Le cap du second album est souvent décrit comme crucial dans la carrière d'un groupe. Après avoir eu tout le temps de peaufiner les compos du premier essai, il faut se montrer capable de rééditer la même performance en un laps de temps beaucoup plus réduit. Voilà le défi qui s'est offert à Death Angel après le fabuleux The Ultra-Violence. Résultat, un Frolic Through the Park généralement décrit comme l'album le plus faible de la disco des Californiens. Cette chronique est donc pour moi l'occasion de…
…confirmer cette idée communément admise, malheureusement. Ceci dit, que les choses soient claires : Frolic Through the Park reste un album de thrash de très bonne facture, même si intrinsèquement (i.e. sans bénéficier de l'aura née de The Ultra-Violence), pas évident que cela aurait suffi pour émerger du panier de crabes qu'était le thrash en cette fin des années 80, quand la concurrence faisait rage. Simplement, il semble avoir le cul entre 2 chaises, à mi-chemin entre l'agressivité intense de The Ultra-Violence et la virtuosité funambule d'Act III, sans atteindre le niveau de ces 2 albums dans leur domaine respectif. Un sentiment qui se dégage dès l'écoute des 2 premiers morceaux, "3rd Floor" et "Road Mutants" : 2 titres thrash costauds et même plutôt agréables, mais sans éclat particulier. Et au bout des 56 minutes de ce Frolic Through the Park, un constat simple : on s'est pas emmerdé, loin de là, mais l'étincelle tant attendue n'est pas venue.
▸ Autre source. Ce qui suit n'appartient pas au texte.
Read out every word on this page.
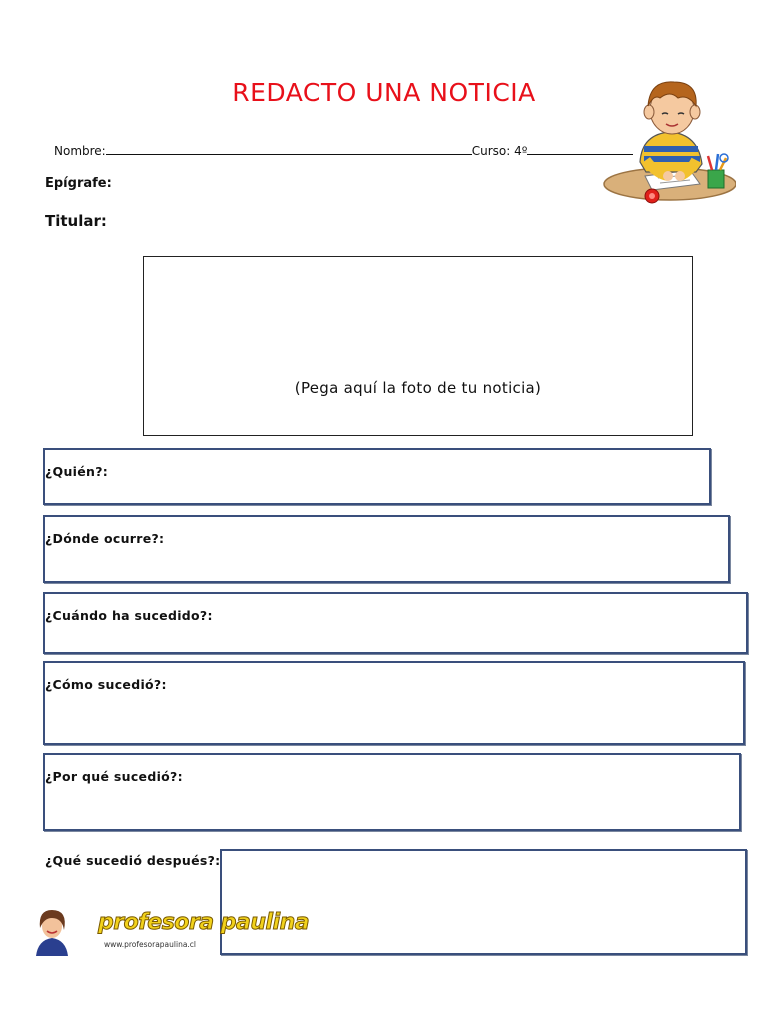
REDACTO UNA NOTICIA
Nombre:	Curso: 4º
Epígrafe:
Titular:
(Pega aquí la foto de tu noticia)
¿Quién?:
¿Dónde ocurre?:
¿Cuándo ha sucedido?:
¿Cómo sucedió?:
¿Por qué sucedió?:
¿Qué sucedió después?:
profesora paulina
www.profesorapaulina.cl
S'il y a bien un point à mettre à l'honneur des Californiens sur cet album, c'est cette volonté d'aller de l'avant. Tenter un The Ultra-Violence-bis, histoire d'enfoncer le clou en ce début de carrière, n'aurait rien eu de scandaleux ; ce n'est toutefois pas le point de vue de Death Angel, qui avait plutôt en tête de proposer du matériel moins téléphoné. C'est ainsi que "Why You Do This" fricote pour la première fois avec les influences punk de certains de ses membres, Mark Osegueda en tête. Habilement mélangé avec le thrash ici assez technique du combo, cela donne un cocktail savoureux, mis en valeur par une structure couplet / pré-refrain / refrain qui a fait ses preuves en terme d'efficacité. Alors certes, toutes les tentatives ne sont pas couronnées de succès, comme "Open Up" et son refrain irritant, ou la reprise incongrue du "Cold Gin" de Kiss. Saluons par contre le pavé de cet album, "Confused". Ce riff lent et hypnotique berce l'auditeur pendant presque 5 minutes, avant de le prendre par surprise sur un break qui laisse parler la poudre.
Car on a beau apprécier l'ouverture d'esprit, il faut bien avouer que Death Angel s'avère redoutable dès qu'il se replie sur son savoir-faire de base : un thrash aux rythmiques particulièrement incisives. L'agressivité déballée sur le riff de "Devil's Metal" est réellement dantesque, et ce n'est pas un cas isolé sur l'album puisque "Guilty of Innocence" est faite du même bois. Il s'agit là des 2 seuls titres qui peuvent rappeler, dans une certaine mesure, l'esprit général qui animait The Ultra-Violence. Néanmoins, on peut trouver quelques passages de la même veine disséminés ça et là. Par exemple, sur un "Mind Rape" insaisissable, un des temps forts de Frolic Through the Park : 5 minutes de folie maîtrisée, où se succèdent thrash bourrin, imprécation groovy façon Suicidal Tendencies et moshpart final à la Anthrax, sans oublier un solo enflammé. Au milieu de tout ça, planqué en fin d'album derrière son intro de presque 3 minutes, on en aurait presque oublié "Shores of Sin" et son refrain lumineux, qui semble annoncer la direction future d'Act III.
Comme tout album dit « de transition », difficile de porter un avis neutre sur Frolic Through the Park, de l'appréhender en s'affranchissant totalement des 2 chefs d'œuvre qui l'entourent. On y verrait alors un album enthousiaste et fort agréable, mais pas dénué de défauts (production crue, direction pas forcément cohérente). Envisagé dans la disco complète de Death Angel, on peut y voir une sorte de passage à l'âge adulte, où la fougue des débuts laisse progressivement place à des morceaux plus élaborés, encore bancals du fait du manque de maturité. D'où un album tout de même indispensable, ne serait-ce que pour comprendre l'évolution de Death Angel.